Angwhy, diciamo che le due cose possono essere collegate, cioè: l’ abbandonare gradualmente il nostro egoismo per aprirci agli altri ed essere più comprensivi, e l’ aggiustare il tiro nel rapporto di coppia. In quanto, più saremo comprensivi e comunicativi verso il prossimo, rinunciando ad arroccarci su posizioni di forza, automaticamente saremo più costruttivi anche nei confronti del partner. A quel punto, il desiderio condiviso di avere un figlio penso che sarà solo una logica conseguenza.
guarda ci vuole un grande,enorme senso di responsabilità che va evidentemente oltre l’innamoramento che all’inizio ci fa accettare ogni cosa salvo poi arroccarci,come dici tu,ognuno sulle proprie posizioni.mi sembra che il discorso ti tocchi da vicino e questo va benissimo e te lo auguro,anzi dovrebbe essere cosi come dici tu.la mia esperienza è diversa,ne ho viste troppe e difficilmente cambierò idea,oltretutto figli non credo che ne farò e forse è meglio cosi
Angwhy, purtroppo ormai sono troppo vecchia per avere un figlio. I miei 44 anni non me lo consentirebbero più. Ho sprecato la mia vita passata dietro ad amori illusori e scelte sbagliate, dovute perloppiù ai dissidi che ho vissuto nella mia famiglia d’ origine e al conseguente allontanamento da essa. L’ unica cosa che a questo punto posso fare per “riparare”, è cercare di aiutare altre coppie che sono in crisi e che sono sul punto di separarsi, dando loro consigli e sostegno e convincendole che la solitudine e l’ individualismo ( cioè la via che io avevo scelto per non affrontare le mie sofferenze ) non è la strada migliore per la propria serenità ed evoluzione come esseri umani. Insomma.. farò da “cupido”, via. E speriamo che le mie “freccie” vadano nella giusta direzione 🙂
E al contempo sostenere ( moralmente e materialmente ) progetti umanitari a favore delle nascite, sopratutto a vantaggio di persone che vivono difficoltà oggettive ( come le ragazze incinte che non hanno un compagno fisso, per esempio ). Spero di campare abbastanza per avere il tempo di far questo..

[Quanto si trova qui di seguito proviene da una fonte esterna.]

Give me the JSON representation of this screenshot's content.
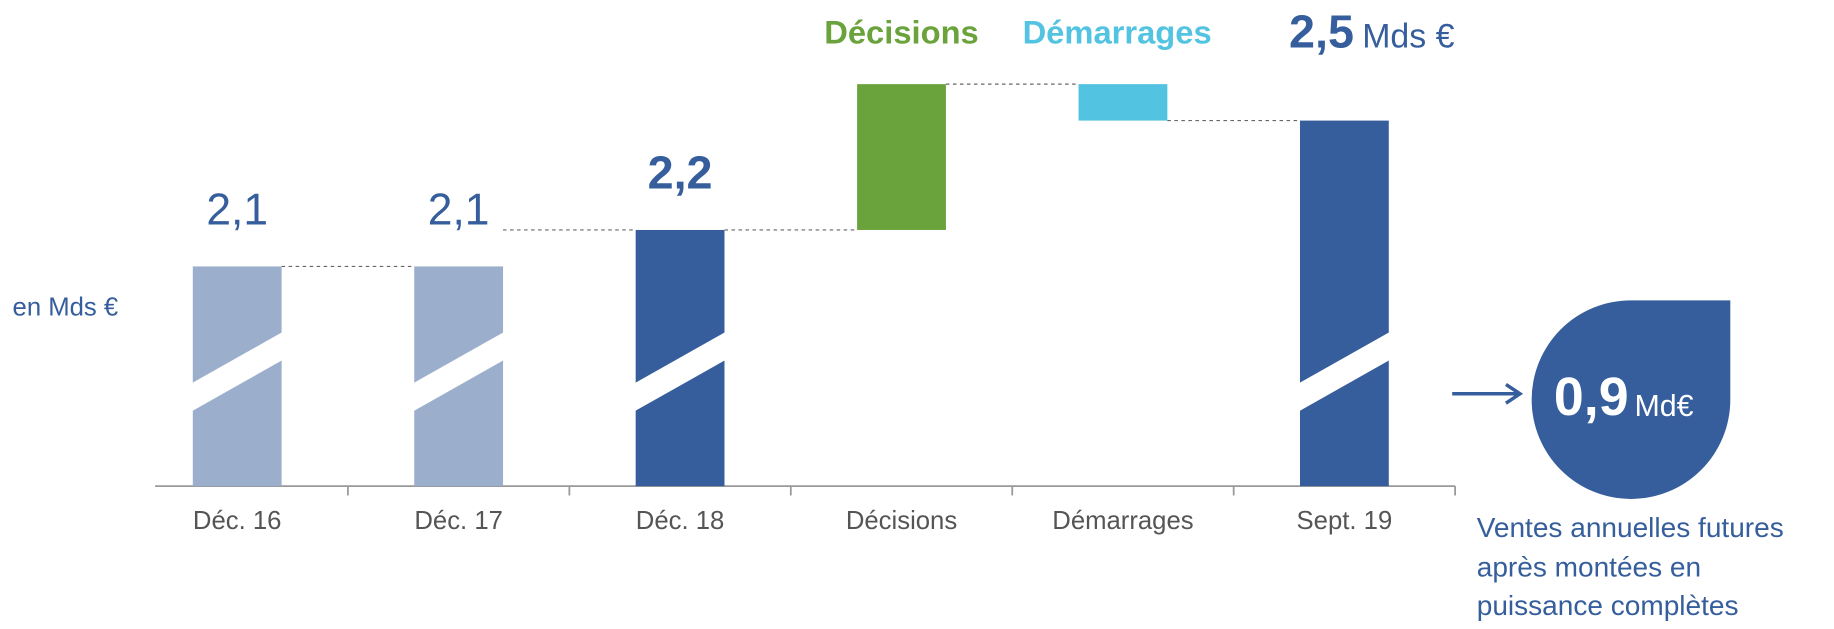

.. Credo che in una società dove ormai gli interessi individuali e l’ egoismo portato alla sua massima espressione sono i nostri padroni, fare ciò sia urgente e doveroso. Quando viviamo un dolore, non dobbiamo chiudere gli occhi e far finta che non esista ( come avevo fatto io ) ma dobbiamo analizzarlo e rielaborarlo e trasformare quella sofferenza in un utile lezione di vita. Solo così possiamo crescere come individui. L’ ho capito tardi. Peccato. Questo è quanto. Un caro saluto.
Attenta MG perche io conosco una signora che ha avuto la “sorpresa” a 45 anni suonati.infatti adesso ha 2 figli che hanno credo 22 o 23 anni di differenza.(a volte dipende dal “donatore”)

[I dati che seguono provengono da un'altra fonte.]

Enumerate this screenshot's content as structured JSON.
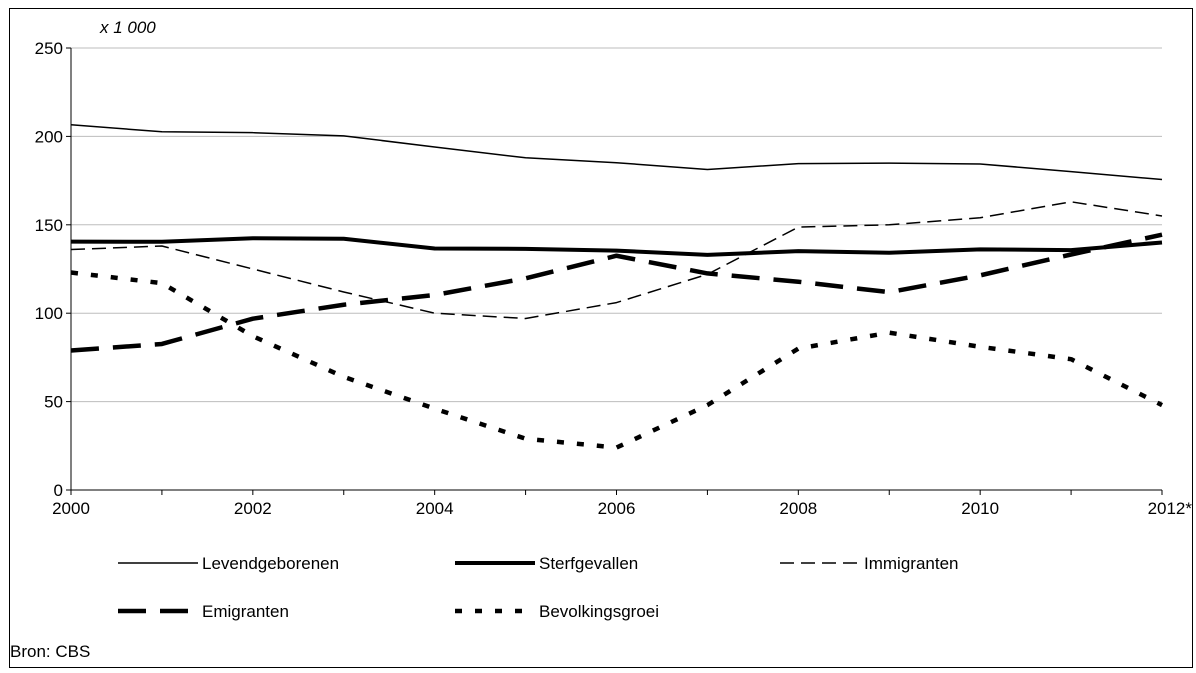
{
  "source": "Bron: CBS",
  "chart_data": {
    "type": "line",
    "unit_label": "x 1 000",
    "x": [
      "2000",
      "2001",
      "2002",
      "2003",
      "2004",
      "2005",
      "2006",
      "2007",
      "2008",
      "2009",
      "2010",
      "2011",
      "2012"
    ],
    "x_tick_labels": [
      "2000",
      "2002",
      "2004",
      "2006",
      "2008",
      "2010",
      "2012*"
    ],
    "y_ticks": [
      0,
      50,
      100,
      150,
      200,
      250
    ],
    "ylim": [
      0,
      250
    ],
    "grid": true,
    "legend_position": "bottom",
    "series": [
      {
        "name": "Levendgeborenen",
        "style": "thin-solid",
        "values": [
          206.6,
          202.6,
          202.1,
          200.3,
          194.0,
          187.9,
          185.1,
          181.3,
          184.6,
          184.9,
          184.4,
          180.1,
          175.6
        ]
      },
      {
        "name": "Sterfgevallen",
        "style": "thick-solid",
        "values": [
          140.5,
          140.4,
          142.4,
          142.1,
          136.6,
          136.4,
          135.4,
          133.0,
          135.1,
          134.2,
          136.1,
          135.7,
          140.0
        ]
      },
      {
        "name": "Immigranten",
        "style": "thin-dash",
        "values": [
          136.0,
          138.0,
          125.0,
          112.0,
          100.0,
          97.0,
          106.0,
          122.0,
          148.7,
          150.0,
          154.0,
          163.0,
          155.0
        ]
      },
      {
        "name": "Emigranten",
        "style": "thick-dash",
        "values": [
          78.9,
          82.6,
          96.9,
          104.8,
          110.3,
          119.7,
          132.5,
          122.5,
          117.8,
          111.9,
          121.4,
          133.2,
          144.4
        ]
      },
      {
        "name": "Bevolkingsgroei",
        "style": "dotted",
        "values": [
          123.0,
          117.0,
          87.0,
          64.0,
          46.0,
          29.0,
          24.0,
          48.0,
          80.0,
          89.0,
          81.0,
          74.0,
          48.0
        ]
      }
    ]
  }
}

Angwhy, beh certo tutto può essere! 🙂 Ma nel mio caso questa ipotesi la escluderei.. 🙂
Ma va, MG!!! La Nannini ha avuto un figlio che aveva quasi 80 anni, almeno così mi pare di aver letto su un Cosmoplitan che c’era sul tavolino in sala d’aspetto del dentista.
Cosmopolitan è di sicuro un magazine dai contenuti dibattimentali notevoli. Non capisco come mai non lo hanno ancora assurto a testo ufficiale nelle accademie scientifiche. Ma a questo c’è senz’ altro un perchè, come nella canzone di Cocciante o come nella propensione attuale di sposarsi o di figliare non prima dei 50 anni. Scelta consigliabile solo se non si è una coppia di sclerati e solo se si ha un reddito stabile, contrariamente a quasi tutte le coppie italiane che attualmente figliano a quell’ età. Nel mio caso, mi piace pensare che dedicandomi a far nascere figli altrui e non miei, potrò far sì che ne nascano molti di più essendo che nessuno di quegli uteri sarà il mio, e che nessuno di essi dovrà fare “da solo” tutto il lavoro. Geniale, no?? E’ una sorta di led-marketing delle gravidanze!
Io non so cosa sia un led-marketing, MG (del resto non so manco come passi le giornate un SEO e nemmeno un ceo). Però le torce a led tattiche mi piacciono: illuminano la realtà e mi sai che hai raggione, mio cuggino di Vergate a.d. Membro dice le stesse cose.